There is a nexus between heavy rainfall events (days when more than 12.5 mm [50 points] rainfall are registered) and run-off from the roads moving appreciable amounts of sediment. The posts have rulers attached to help determine that nexus
Rainfall Events: After seven months of quite dry wether on 25 January, the mini-drought was broken by ex-cyclone Oswald that was followed by a series of deluges. In the 192 days between 15 July and 25 January when the heavy rainfall events resumed only 178.2 mm rain was measured at Eurong. 92.2 mm fell in just five days that recorded more than 12.5 mm.
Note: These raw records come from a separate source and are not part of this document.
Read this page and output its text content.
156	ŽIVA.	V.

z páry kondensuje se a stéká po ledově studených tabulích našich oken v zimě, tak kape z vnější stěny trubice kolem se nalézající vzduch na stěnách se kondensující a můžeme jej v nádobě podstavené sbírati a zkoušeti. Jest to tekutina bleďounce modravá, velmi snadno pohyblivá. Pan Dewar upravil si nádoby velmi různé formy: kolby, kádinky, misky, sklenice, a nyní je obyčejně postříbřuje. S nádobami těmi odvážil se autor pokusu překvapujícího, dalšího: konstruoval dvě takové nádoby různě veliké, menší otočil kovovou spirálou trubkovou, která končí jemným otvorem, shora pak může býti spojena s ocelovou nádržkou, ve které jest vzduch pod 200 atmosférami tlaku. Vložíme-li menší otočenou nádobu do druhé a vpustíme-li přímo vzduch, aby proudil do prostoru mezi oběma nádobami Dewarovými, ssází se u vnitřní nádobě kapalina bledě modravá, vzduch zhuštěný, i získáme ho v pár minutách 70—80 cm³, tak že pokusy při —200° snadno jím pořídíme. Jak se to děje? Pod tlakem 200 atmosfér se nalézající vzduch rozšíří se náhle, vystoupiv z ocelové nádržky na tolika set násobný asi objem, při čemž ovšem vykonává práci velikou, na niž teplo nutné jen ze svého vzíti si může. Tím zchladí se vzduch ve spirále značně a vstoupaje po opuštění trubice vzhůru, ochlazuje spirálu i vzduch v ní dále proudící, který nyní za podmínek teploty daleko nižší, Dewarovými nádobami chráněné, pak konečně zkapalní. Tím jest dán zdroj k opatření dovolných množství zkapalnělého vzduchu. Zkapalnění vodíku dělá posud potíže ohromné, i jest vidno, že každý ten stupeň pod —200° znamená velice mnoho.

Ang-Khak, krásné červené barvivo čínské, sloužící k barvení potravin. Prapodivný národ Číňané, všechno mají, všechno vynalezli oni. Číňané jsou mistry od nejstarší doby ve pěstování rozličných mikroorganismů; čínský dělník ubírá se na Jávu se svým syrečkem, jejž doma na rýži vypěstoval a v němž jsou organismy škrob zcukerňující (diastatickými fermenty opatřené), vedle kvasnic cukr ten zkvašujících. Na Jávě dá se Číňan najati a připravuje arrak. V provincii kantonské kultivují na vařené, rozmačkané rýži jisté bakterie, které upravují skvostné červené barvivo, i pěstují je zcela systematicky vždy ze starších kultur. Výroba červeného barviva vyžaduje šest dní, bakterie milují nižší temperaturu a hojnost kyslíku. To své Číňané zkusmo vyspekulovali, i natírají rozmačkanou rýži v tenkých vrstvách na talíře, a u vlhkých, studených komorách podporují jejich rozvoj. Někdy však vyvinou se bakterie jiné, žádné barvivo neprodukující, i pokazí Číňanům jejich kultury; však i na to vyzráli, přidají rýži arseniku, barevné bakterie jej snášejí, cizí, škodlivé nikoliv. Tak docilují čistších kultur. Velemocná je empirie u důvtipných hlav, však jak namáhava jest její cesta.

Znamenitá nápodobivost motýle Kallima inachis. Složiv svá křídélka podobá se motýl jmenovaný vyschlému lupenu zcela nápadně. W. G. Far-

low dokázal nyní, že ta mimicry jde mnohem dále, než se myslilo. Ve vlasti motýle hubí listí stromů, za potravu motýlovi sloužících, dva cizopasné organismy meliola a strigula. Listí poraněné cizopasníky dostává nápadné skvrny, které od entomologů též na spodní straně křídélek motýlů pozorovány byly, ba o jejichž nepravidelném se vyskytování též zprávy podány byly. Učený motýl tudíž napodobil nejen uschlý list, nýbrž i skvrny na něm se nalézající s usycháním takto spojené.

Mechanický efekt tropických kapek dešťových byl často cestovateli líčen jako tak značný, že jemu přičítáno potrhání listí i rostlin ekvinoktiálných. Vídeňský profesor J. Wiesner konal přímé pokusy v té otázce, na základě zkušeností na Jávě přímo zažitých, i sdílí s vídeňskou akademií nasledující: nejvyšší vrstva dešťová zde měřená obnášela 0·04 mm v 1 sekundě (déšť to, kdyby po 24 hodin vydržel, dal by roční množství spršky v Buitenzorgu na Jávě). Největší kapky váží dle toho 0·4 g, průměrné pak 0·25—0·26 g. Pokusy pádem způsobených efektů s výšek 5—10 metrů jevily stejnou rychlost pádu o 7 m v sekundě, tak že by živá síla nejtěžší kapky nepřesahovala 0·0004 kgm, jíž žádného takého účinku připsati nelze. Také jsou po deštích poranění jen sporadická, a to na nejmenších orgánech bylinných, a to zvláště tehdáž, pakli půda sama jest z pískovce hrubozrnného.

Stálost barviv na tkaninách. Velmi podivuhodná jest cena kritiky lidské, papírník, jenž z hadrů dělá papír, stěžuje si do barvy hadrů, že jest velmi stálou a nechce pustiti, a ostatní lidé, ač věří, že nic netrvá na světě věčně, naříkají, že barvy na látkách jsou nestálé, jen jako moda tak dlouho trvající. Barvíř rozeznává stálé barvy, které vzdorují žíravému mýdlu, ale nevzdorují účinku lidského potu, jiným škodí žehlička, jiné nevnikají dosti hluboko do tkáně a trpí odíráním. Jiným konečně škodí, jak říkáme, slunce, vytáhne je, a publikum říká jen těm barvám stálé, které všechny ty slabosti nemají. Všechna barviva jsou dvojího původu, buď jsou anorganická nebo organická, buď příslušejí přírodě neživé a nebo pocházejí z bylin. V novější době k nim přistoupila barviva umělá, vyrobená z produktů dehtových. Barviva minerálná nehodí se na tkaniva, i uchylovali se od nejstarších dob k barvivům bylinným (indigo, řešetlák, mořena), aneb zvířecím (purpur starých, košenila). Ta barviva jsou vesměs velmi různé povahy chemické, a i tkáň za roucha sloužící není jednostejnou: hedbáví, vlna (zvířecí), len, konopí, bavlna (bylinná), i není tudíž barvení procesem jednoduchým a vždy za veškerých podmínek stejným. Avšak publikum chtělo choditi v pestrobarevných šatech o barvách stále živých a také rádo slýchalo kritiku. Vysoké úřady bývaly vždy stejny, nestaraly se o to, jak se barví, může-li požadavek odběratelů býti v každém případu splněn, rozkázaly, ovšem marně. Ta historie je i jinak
Then 405mm resulting from ex-cyclone Oswald fell in just four days at the end of January and another 305 fell during 8 days of February. Another two days of heavier rain in the first half of March when the first data was gathered yielded 61 mm. In summary there had been fourteen (14 days that caused major runoff before the impact of that runoff was measured at the site of the datum posts.
The data from Gunda: That brings us to the measurements of sediment at Gunda. When Gunda was installed in late November, because the lake was still very full from the three previous wet years it was located in the path of the sediment flow about two metres back from the edge of the water. FIDO could never have anticipated that the lake would rise by almost another metre over the next three months even submerging the monitoring ruler strapped to the post to measure the accumulation of sediment.
There isn’t a large catchment for above Gunda. The 100 metre of road up a hill is all palletted. There are bund walls to retain any sediment at the bottom of the hill. There was no obvious evidence of sediment overflowing the bund yet 75 mm sediment built up in that period. Only one other monitoring site registered more sediment build up and that was the Cooloola post, the nearest one to Eurong. The volume of the sediment deposited is the equivalent of dumping many truckloads of sand into Lake McKenzie. While it may take a few hundred years at this rate to fill the lake, it is not preserving the natural integrity of Fraser Island if this is allowed to continue.
The solution: The most obvious solution is to close and stop any more water running down the road to the lake. This requires rerouting the road further away from the lake or closing the road altogether.